Crônica: Infiltrado nos trutas

Crédito: Agência Pública

Por que chegava alerta e sem compreender o que todos pareciam querer explicar tanto, quando estacionou a moto na calçada?

Havia no máximo 15 motofretistas espalhados em meio ao largo. Antecipado em uma hora. Viu os companheiros mais chegados. Reconhecido, apertou mãos no caminho. Ao passo que retirava o capacete, carregava a expressão forçada nos cumprimentos, refletia o esgotamento de todos ao redor.

Uivara a lua à noite passada. O som bruto do motor roncara na cidade escura. Não havia semáforo nem giroscópio certos, também, tirando um real e meio por quilômetro rodado, com um mínimo de apenas cinco garantidos, haveria de os ignorar. Deixava pra trás a própria sombra.

Em torno de três horas ficou em casa. Viu a esposa, as filhas, comeu. Acordou no sofá, pegou a chave da moto, buzinou na frente já partindo.

Na sua turma dos uniformes de couro e das bags vermelhas nas costas, criava-se um impasse. Mostravam-se tristes. Havia intriga entre eles. Agitado, a garganta travada, demorou a perguntar, quando o fez…

− Que barulho aconteceu que todo mundo se dividiu, mano? O breque não ia resolver as coisas? O trampo nosso não ia melhorar? Tu não disse, que os home eram patrão, tinham que pagar os benefícios? Cadê?

Um dos companheiros o interrompeu:

− Calma meu! Descobrimos. Calma!  Tinha filtrado no meio dos trutas! – Com as veias da cabeça saltando, como se estivesse com uma barrada de ferro nas mãos.

− Cadê ele? – Olhando e buscando nos rostos próximos.

Todos disseram “não”. Com mais poder de persuasão e tempo de corre na rua, um outro se pôs a explicar.

− A empresa colocou gente deles entre nós. Planejaram desde início. São eles que estão fabricando toda a treta entre nós.

Os entregadores de aplicativos vivenciavam um dilema fundamental. Eram os primeiros sintomas da antiga questão, trabalho versos capital, agora, na era digital. Todos os direitos adquiridos e conquistados, na história moderna dos trabalhadores, eram devastados. Ninguém a quem eles pudessem reclamar e negociar numa mesa.

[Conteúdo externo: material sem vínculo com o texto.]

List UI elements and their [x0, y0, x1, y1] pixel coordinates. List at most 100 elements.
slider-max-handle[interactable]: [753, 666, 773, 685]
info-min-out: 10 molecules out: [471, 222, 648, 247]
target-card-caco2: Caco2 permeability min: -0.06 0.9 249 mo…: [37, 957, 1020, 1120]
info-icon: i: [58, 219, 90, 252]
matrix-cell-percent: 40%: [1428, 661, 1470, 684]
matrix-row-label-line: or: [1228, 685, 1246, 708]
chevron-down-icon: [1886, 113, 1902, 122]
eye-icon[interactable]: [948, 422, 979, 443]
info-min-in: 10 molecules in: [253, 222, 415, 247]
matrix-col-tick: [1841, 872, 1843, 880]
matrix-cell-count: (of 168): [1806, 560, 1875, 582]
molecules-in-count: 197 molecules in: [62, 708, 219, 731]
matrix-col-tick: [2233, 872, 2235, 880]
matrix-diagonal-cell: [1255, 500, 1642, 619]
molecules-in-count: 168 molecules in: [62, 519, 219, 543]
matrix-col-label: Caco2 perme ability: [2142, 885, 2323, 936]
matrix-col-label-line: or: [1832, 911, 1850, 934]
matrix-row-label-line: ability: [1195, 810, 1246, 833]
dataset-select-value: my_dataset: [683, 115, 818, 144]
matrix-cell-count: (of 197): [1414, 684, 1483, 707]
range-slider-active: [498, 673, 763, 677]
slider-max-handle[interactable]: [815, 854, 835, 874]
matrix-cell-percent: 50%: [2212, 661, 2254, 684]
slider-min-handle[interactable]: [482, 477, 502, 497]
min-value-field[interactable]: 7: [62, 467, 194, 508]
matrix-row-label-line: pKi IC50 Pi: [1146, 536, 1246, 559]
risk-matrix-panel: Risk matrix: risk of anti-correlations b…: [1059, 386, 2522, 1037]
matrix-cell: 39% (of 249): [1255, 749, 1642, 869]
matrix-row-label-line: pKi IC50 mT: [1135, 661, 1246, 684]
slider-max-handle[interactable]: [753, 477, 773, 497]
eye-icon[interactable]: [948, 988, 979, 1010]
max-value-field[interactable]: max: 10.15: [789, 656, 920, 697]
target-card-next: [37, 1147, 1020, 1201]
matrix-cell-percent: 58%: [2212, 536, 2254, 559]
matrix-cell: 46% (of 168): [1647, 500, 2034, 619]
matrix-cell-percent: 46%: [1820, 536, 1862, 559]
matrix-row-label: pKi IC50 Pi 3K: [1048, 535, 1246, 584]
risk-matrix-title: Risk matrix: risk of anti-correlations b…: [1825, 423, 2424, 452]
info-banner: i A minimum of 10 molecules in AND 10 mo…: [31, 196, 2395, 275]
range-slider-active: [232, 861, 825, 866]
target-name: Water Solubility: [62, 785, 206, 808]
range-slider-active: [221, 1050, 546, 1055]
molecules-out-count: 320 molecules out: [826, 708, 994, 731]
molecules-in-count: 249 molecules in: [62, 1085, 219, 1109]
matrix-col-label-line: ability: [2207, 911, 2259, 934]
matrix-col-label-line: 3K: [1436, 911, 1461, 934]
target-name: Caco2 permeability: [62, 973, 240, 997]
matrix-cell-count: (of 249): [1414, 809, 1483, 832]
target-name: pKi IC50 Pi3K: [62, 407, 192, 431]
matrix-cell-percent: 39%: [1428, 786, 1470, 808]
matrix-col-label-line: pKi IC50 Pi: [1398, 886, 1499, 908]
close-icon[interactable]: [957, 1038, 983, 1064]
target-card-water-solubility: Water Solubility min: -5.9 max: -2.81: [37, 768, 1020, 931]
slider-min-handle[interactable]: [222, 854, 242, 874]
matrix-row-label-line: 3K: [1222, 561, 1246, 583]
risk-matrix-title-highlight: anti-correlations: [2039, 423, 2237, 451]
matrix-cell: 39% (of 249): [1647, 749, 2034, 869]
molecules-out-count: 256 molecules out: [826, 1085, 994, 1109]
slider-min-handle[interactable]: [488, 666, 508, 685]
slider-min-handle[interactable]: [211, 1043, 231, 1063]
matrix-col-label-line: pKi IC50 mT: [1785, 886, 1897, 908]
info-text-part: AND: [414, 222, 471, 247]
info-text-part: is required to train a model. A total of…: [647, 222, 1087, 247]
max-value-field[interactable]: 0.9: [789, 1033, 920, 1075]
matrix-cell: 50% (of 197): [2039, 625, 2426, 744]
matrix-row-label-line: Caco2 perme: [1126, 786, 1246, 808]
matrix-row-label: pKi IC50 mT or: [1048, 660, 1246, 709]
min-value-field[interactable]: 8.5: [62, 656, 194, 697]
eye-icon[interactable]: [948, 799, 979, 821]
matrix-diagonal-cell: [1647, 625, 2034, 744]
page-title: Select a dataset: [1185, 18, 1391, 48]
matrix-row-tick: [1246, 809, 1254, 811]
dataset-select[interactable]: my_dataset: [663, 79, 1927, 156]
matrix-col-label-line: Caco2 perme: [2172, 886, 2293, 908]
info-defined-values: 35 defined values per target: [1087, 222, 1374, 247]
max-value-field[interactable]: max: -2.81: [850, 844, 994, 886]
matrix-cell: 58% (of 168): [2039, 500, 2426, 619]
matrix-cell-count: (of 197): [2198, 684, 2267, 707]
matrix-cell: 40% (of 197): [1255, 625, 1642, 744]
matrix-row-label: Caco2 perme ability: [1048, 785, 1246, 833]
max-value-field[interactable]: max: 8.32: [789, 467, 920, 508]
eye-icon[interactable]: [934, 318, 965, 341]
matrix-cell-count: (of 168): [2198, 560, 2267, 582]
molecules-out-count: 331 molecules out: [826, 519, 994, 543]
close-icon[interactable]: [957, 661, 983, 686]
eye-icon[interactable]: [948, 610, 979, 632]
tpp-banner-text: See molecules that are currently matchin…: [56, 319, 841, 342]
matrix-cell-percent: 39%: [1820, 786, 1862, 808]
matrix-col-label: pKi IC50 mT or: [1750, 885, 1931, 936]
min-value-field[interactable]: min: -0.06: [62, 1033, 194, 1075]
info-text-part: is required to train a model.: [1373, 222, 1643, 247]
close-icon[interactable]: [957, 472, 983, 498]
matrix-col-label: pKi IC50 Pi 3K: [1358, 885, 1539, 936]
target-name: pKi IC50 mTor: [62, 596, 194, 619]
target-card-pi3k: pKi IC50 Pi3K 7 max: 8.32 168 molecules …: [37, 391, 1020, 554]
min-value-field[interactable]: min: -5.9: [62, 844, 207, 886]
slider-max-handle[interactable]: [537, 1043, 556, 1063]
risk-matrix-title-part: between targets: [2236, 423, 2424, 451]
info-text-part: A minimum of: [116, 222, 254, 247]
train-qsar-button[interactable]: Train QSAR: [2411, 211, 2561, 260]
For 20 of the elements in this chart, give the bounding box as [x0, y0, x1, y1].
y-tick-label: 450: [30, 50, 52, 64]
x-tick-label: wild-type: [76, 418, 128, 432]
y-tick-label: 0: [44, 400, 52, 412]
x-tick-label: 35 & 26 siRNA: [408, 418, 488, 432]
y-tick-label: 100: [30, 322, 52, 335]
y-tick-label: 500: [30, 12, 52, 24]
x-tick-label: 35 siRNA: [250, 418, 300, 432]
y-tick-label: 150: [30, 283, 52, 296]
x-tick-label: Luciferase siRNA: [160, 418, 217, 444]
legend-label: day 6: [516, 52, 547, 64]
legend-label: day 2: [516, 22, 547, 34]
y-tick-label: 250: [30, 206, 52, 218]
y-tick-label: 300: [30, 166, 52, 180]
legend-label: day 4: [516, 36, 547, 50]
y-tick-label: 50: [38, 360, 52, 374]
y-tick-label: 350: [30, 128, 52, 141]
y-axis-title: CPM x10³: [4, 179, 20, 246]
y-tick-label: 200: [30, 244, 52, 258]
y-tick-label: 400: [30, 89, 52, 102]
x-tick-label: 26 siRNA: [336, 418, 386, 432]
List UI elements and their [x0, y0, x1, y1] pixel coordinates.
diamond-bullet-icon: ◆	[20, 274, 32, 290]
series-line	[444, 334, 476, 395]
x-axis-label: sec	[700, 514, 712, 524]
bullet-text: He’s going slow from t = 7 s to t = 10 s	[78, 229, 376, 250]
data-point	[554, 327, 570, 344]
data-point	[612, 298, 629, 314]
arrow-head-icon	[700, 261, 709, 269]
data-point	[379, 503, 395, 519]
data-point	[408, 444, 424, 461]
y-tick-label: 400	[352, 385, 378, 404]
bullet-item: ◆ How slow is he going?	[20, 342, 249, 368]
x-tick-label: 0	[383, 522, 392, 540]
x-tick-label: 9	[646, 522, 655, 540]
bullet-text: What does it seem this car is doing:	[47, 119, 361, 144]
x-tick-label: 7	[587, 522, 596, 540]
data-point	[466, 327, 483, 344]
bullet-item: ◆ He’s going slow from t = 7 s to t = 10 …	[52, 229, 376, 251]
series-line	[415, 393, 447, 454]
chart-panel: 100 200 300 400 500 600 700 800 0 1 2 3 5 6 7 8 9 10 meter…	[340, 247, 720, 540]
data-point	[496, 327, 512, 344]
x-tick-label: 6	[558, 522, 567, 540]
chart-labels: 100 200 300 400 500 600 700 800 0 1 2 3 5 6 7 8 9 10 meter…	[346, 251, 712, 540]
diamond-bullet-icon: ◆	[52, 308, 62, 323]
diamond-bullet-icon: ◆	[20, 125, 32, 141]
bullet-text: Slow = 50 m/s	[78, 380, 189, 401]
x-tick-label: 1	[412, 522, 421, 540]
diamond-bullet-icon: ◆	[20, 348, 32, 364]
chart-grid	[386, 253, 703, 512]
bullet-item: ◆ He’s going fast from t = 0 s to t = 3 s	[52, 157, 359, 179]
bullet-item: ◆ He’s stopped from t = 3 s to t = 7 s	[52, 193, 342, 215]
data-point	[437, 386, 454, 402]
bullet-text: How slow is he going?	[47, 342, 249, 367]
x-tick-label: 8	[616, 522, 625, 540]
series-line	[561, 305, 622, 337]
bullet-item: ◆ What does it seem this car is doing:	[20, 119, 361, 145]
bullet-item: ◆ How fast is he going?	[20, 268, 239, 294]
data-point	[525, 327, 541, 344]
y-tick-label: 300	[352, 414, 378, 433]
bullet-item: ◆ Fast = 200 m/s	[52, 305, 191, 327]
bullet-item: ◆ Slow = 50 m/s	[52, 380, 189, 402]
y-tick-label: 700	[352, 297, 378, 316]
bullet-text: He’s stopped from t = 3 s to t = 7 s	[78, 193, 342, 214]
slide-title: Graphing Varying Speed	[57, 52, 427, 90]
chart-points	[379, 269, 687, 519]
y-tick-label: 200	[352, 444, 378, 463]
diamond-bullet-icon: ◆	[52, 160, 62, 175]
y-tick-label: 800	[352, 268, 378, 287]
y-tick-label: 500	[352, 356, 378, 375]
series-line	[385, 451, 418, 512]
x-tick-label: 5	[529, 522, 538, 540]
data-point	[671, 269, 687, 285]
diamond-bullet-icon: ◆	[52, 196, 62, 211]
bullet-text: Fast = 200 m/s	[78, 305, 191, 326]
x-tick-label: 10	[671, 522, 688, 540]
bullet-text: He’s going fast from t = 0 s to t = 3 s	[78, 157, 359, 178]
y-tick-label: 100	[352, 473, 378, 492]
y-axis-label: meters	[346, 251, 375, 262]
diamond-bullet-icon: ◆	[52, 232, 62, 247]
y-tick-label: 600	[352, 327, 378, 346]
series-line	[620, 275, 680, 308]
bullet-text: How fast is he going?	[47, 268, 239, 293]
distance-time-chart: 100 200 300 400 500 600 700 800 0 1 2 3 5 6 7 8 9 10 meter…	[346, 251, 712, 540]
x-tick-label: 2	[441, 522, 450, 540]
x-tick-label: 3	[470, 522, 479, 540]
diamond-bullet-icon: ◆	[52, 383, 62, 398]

Havia apenas uma marca que o entregador poderia se opor. O serviço que prestavam era bem visível, o patrão e seus intermediários estavam protegidos por trás de um algoritmo, à sombra da fumaça dos motores. Depois da indústria 4.0, veio o marketing 4.0, surge então à espionagem 4.0. O que restava a eles senão, as tradicionais formas de combate? A paralisação imediata.

Contudo, se parassem não seriam demitidos, apenas punidos. Em outros tempos, se negasse o trabalho o cativo era castigado, não libertado. A complexidade da vida estava nas ferramentas que os prendiam, no aplicativo que, diuturnamente, prometia oportunidade, seu grilhão mais pesado.

− Agora você entendeu?

Estendeu o capacete no chão, tirou as luvas suadas, fediam, puxou um maço de cigarros. Na dúvida fez que sim, mas que não. Não completamente. Não era possível terminar uma idéia sequer, exaltados, intercalavam na tentativa de fazer-se mais claro ao irmão.

Foi quando, entre eles, saiu um com uma pérola.

− Sabe teu cigarro. Ele faz mal pra saúde. Mas, você usa ele e sente bem. Esse bem passa rápido. E tu sabe que talvez isso te dê câncer.

Não viu saída, a não ser concorda com a cabeça, calado.

− Então. Você compra porque tem gente que trabalha para a empresa de cigarros que te estimula, fora o próprio vício. Antigamente, vídeos lindos te chamavam a usar isso que te faz mal. Então, o aplicativo contratou uma empresa de publicidade para fazer a gente acreditar que nossa mobilização não daria certo. Jogou gente deles entre a gente. Pra gente brigar. São muitos milhões nisso. E que era melhor a gente aceitar o que nos faz mal. Hoje, tu vai levar comida pra casa. Certo? Isso te faz bem, mas passa rápido. Depois tu vai rodar como um viciado. É o aplicativo que manda na sua vida, do jeito que manda, vai te causar um câncer amanhã.

Todos se calaram. O que acabou de expor, estendeu a mão, deu um trago no cigarro do outro. Puxou firme. Soltou lento. Olhando fixamente.

− Se fazem isso com a gente, investigam, infiltram… fazem a gente acreditar que o ruim é bom, imagina, vai saber o que eles não fazem, por exemplo, numa eleição?

Já havia multiplicado em muitas vezes o número de motofretistas que se mobilizavam naquele largo. Entre os trutas o silêncio permanecia.